University Breaks Ground on Hoover Dining Hall
May 17, 2014
Construction efforts at the site of Hoover Hall, the University’s new 48,600 square-foot dining hall, are officially under way following a commencement weekend groundbreaking ceremony in the shadow of East College.
The new hall will fulfill a core element of the University’s Campus Master Plan, which was approved by the Board of Trustees in October of 2010 and called for the transformation of the campus core into a place of greater connection, contemplation, and creativity. Hoover Hall, which will sit just north of Hanna Street along Burkhart Walk, will replace the current “Hub,” a food-court-style dining hall in the Memorial Student Union Building, and will serve as the primary dining space for first-year students and upper-class students living in University housing.

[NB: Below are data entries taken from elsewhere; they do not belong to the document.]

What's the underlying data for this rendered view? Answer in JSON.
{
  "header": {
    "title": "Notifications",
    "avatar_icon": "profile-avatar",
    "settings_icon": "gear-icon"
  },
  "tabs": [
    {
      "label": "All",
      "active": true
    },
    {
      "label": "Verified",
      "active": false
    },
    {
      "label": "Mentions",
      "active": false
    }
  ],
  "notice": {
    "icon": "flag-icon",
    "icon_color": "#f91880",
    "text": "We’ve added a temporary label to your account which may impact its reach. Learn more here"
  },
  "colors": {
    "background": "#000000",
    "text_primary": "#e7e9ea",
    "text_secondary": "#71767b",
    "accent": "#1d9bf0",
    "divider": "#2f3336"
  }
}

The construction of Hoover Hall is made possible by a collection of gifts from DePauw alumni. R. David and Suzanne A. Hoover (both 1967 graduates of DePauw) provided the lead gift to support the construction effort; the building will be named in their honor. Sarah R. and John H. Wallace (both 1976 graduates of DePauw) and James B. Stewart ’73 made a joint commitment that will support the creation of a faculty and staff dining room within Hoover Hall. Additional gifts from donors who wish to remain anonymous have also supported the Hoover Hall project.
“Our goals for Hoover Hall were straightforward,” said President Brian W. Casey, during his remarks at the groundbreaking ceremony. “To re-energize the historic core of this campus and to serve as a point of connection among students and between students and faculty.”
“With the creation of a faculty and staff dining room, this new dining hall will also have a place for members of the faculty to collaborate, to extend discussions from classrooms, or to spend time advising students over a meal,” he added, speaking of the Wallace-Stewart Faculty Club.
The new dining hall, which has a target completion date of fall 2016, has been designed by Robert A.M. Stern Architects and will seat more than 600 students in the main dining room, with dozens more able to dine and come together in an array of smaller dining rooms.
To learn more about the project and to follow ongoing construction projects on campus, click here or follow the campus project updates.
Dave Hoover, a past chair of the University’s Board of Trustees, serves on the boards of Eli Lilly and Company, Energizer Holdings, Inc. and Steelcase Inc. and is a director of Boulder Community Hospital and Children’s Hospital Colorado. In addition to receiving a bachelor’s degree in economics from DePauw, he was awarded an M.B.A. in finance and real estate from Indiana University and completed the Advanced Management Program at the Harvard University Graduate School of Business.
Suzanne Hoover, a former teacher and president of the Muncie Community School Corporation Board of Directors, received a bachelor’s degree in history from DePauw and an M.S. in secondary education from Indiana University. She is a past member of the board of trustees for the University of Colorado Foundation and a current board member of Impact on Education, a Boulder-based education advocacy organization.
Sarah R. Wallace is the chair of the University’s Board of Trustees. She is also the chair of the board of First Federal Savings and Loan in Newark, Ohio. John H. Wallace is a practicing dentist in Granville, Ohio. Each of their three children also attended DePauw: Sally W. Heckman ’05, John Gilbert Wallace ’08 and John Gerald Wallace ’08.
James B. Stewart is a Pulitzer Prize-winning journalist and the author of the “Common Sense” column in the New York Times. He served as chair of the DePauw University Board of Trustees from 2005 through 2007. He is also the author of 9 books, including Den of Thieves and his most recent work, Tangled Webs: How False Statements are Undermining America from Martha Stewart to Bernie Madoff.